For the small builder constructing six or eight houses a year, the benefits will be particularly thin. A builder might eventually use a pre-approved duplex design, obtain a loan from a community bank helped by the law or encounter a locality that has accepted a federal planning grant. But the bill does not provide that builder with an affordable lot, lower an impact fee, shorten a subdivision review, reduce the price of lumber or help a buyer qualify for a mortgage.

Perhaps the most misunderstand limitation of this bill is that it’s aimed at 3 percent of the housing market, and consists of pilot programs, studies, reporting requirements, agency guidelines and grants that Congress has not actually funded. Indeed, Section 1202 of the enacted legislation states explicitly that no additional funds are authorized to carry out the act.

Some of the agencies put in charge of disbursing funds from this bill are the same ones savaged by DOGE back in 2025. For example, HUD and USDA are supposed to implement the plan’s pilots, administer grants, review applications, write regulations and so on. But an estimated 2,300 HUD employees had left by October 2025—about 23% of the agency’s workforce. USDA Rural Development was reported to be operating with 36% fewer staff than at the beginning of 2025.

This bill didn’t have to be so lame. The real problems are well known. Homes cost too much because developable land is expensive, local zoning limits what can be built, entitlement processes take years, construction loans are costly, skilled labor is scarce, building materials remain expensive, insurance markets are retreating and mortgage rates have demolished buyers’ purchasing power.

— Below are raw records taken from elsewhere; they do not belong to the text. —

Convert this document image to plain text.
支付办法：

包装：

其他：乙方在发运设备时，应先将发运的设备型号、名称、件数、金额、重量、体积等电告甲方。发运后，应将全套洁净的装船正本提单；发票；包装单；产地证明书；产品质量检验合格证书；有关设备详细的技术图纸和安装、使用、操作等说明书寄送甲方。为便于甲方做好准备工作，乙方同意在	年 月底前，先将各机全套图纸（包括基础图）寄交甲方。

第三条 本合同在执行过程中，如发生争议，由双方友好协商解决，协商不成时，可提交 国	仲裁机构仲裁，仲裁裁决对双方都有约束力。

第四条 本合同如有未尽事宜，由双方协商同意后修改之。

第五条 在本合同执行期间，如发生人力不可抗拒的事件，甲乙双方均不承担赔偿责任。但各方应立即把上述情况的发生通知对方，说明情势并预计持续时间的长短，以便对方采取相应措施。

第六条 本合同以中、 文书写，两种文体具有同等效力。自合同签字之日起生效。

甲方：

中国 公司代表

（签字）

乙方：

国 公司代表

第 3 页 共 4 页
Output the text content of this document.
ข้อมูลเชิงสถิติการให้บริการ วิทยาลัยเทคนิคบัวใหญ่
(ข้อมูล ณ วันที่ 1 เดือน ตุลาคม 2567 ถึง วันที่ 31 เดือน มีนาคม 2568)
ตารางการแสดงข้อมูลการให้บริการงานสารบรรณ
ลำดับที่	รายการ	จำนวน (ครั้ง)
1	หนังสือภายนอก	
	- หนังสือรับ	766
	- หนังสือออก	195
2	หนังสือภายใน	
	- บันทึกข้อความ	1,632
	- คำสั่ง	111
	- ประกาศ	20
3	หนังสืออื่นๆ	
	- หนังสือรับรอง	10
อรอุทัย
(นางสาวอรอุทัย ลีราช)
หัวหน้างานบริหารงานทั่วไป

None of these big-ticket items will disappear under this new bill.

A few big institutions, however, will get a bump:

  • FHA multifamily loan limits are increased.

  • Banks receive more room to make public-welfare investments.

  • Community banks obtain deposit and regulatory relief.

  • Affordable-housing developers and tax-credit syndicators gain financing capacity.

  • Manufactured-housing companies gain an expanded market.

  • Institutional build-to-rent investors preserve their ability to own entire communities indefinitely. Hurrah.

Congress has produced a housing bill ideally suited to Washington: broad enough to sound historic, complicated enough to defy public scrutiny and underfunded enough to avoid a serious fiscal commitment.

Is it too cynical to say they gave us exactly what we expected: a watered-down, lobbyist scraped bill that ignores 97 percent of the housing market?